Vengo da un’educazione familiare catto-borghese parecchio hardcore e, nonostante siano anni che ci butto la candeggina sopra, certi aloni restano, e definirmi uno “che ci sapeva fare assai”, mi fa tornare in mente il Ragionier Fantozzi azzurro di sci, ibernato sulla macchina scoperta di Calboni, che nessuno lo sente, e la vita lo dileggia.

Matilde oggi aveva una partita importante, per le qualificazioni ad un torneo regionale. I suoi genitori erano indaffarati col lavoro e mi hanno chiesto di accompagnarla: in motorino si lamentava dei brufoli, dell’allergia, dei campi in sintetico, della compagna di classe che fa la smorfiosa col ragazzino che le piace da sei mesi e a cui, Matilde, fatica a dire “ciao”.

Si reggeva ai miei fianchi: questo mi fa il solletico e mi irrita un poco ma non le ho detto nulla perché lei era un torrente di insicurezze a picco, giù per la discesa di Poggio Imperiale, cristallina e rabbiosa come acqua di montagna, e tutti quei pollini che ci cadevano addosso, lei che parlava, starnutiva in continuazione e continuava a chiedere: “Smette presto la primavera, giusto?”.
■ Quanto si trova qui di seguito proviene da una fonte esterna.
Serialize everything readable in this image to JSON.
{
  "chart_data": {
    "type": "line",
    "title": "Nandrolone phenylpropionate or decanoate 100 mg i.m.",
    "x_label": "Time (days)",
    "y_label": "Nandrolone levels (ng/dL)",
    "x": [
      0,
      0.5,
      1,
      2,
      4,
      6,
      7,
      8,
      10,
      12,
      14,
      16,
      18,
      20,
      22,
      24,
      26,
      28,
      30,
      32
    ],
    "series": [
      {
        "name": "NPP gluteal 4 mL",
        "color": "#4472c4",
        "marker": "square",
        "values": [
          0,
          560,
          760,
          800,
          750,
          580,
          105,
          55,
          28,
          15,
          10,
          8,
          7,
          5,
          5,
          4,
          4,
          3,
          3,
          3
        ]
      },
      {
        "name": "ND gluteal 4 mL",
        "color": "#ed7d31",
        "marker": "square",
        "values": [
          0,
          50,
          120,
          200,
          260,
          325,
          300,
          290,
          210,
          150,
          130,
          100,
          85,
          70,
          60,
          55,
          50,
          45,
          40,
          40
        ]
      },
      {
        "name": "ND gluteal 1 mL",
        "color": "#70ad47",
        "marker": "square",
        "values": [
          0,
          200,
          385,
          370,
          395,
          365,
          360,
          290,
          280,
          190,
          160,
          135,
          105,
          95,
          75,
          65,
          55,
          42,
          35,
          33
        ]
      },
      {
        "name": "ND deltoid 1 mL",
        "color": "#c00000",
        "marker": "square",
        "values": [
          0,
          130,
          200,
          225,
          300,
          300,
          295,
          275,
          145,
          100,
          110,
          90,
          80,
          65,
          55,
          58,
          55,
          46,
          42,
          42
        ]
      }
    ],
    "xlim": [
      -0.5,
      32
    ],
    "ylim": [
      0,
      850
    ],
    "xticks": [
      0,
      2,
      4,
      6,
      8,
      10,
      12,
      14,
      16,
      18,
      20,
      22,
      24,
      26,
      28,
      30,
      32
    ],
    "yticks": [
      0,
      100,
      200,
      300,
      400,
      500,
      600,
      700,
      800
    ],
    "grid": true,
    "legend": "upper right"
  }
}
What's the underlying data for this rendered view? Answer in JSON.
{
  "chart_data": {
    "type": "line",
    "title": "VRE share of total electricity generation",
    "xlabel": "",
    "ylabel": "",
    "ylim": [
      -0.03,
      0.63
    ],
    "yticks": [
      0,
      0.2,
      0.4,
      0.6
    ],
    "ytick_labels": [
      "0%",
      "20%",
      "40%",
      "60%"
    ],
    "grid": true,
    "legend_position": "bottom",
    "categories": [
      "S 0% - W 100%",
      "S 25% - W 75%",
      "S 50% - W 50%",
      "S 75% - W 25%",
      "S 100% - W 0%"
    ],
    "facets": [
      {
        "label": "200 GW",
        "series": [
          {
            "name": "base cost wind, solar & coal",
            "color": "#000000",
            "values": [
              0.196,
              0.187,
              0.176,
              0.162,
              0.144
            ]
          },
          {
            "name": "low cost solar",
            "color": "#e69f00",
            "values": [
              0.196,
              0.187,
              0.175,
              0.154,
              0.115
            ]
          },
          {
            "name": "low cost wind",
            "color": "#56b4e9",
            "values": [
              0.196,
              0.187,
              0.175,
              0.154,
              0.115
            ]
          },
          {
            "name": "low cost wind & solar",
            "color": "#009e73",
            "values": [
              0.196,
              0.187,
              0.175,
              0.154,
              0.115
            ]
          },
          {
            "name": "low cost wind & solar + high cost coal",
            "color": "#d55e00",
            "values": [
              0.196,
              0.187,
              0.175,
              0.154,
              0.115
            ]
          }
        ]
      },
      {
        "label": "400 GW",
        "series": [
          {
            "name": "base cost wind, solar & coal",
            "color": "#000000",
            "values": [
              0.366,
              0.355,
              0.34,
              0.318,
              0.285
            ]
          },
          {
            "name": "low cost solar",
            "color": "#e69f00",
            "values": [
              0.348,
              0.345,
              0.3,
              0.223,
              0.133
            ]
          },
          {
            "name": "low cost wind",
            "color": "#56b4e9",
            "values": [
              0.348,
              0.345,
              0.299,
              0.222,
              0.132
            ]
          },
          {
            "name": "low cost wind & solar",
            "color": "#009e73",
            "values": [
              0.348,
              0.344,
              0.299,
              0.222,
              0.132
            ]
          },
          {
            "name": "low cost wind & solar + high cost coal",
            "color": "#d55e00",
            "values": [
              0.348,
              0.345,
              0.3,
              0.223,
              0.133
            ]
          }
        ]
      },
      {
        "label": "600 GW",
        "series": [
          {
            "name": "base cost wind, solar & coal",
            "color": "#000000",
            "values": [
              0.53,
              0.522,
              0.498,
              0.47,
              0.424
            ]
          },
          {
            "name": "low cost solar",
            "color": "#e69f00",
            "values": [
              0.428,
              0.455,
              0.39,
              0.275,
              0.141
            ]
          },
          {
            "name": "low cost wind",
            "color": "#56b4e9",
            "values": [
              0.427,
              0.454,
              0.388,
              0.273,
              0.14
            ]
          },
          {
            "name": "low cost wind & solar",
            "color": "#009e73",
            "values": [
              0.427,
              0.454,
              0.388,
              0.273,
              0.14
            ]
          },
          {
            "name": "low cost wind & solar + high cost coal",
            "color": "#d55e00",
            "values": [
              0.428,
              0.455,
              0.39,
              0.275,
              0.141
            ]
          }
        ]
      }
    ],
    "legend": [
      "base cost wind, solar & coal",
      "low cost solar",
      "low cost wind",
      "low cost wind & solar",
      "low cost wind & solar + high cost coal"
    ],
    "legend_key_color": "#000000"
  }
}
Alla partita sono stato in piedi, all’angolo più in ombra del campo in disparte. Ho digrignato i denti quando ha perso quell’occasione d’oro, bisbigliavo spesso fra me: “sali a rete ora Mati, sali ora e chiudi di grinta, cazzo”. Non mi sono piaciuti i consigli del suo allenatore, né la boria malcelata della giovane avversaria, non mi è piaciuta nemmeno lei, in qualche scambio, ma le ho perdonato tutto. Perché ha vinto il match. Perché ha chiuso con un rovescio tagliato, un po’ alla Graf, che ci avrei pianto. E perché a fine partita aveva gli occhi gonfi e rossi come melograni. Le ho stretto la mano, passandole il collirio. In silenzio ci siamo scambiati un sorriso orgoglioso: smette presto la primavera.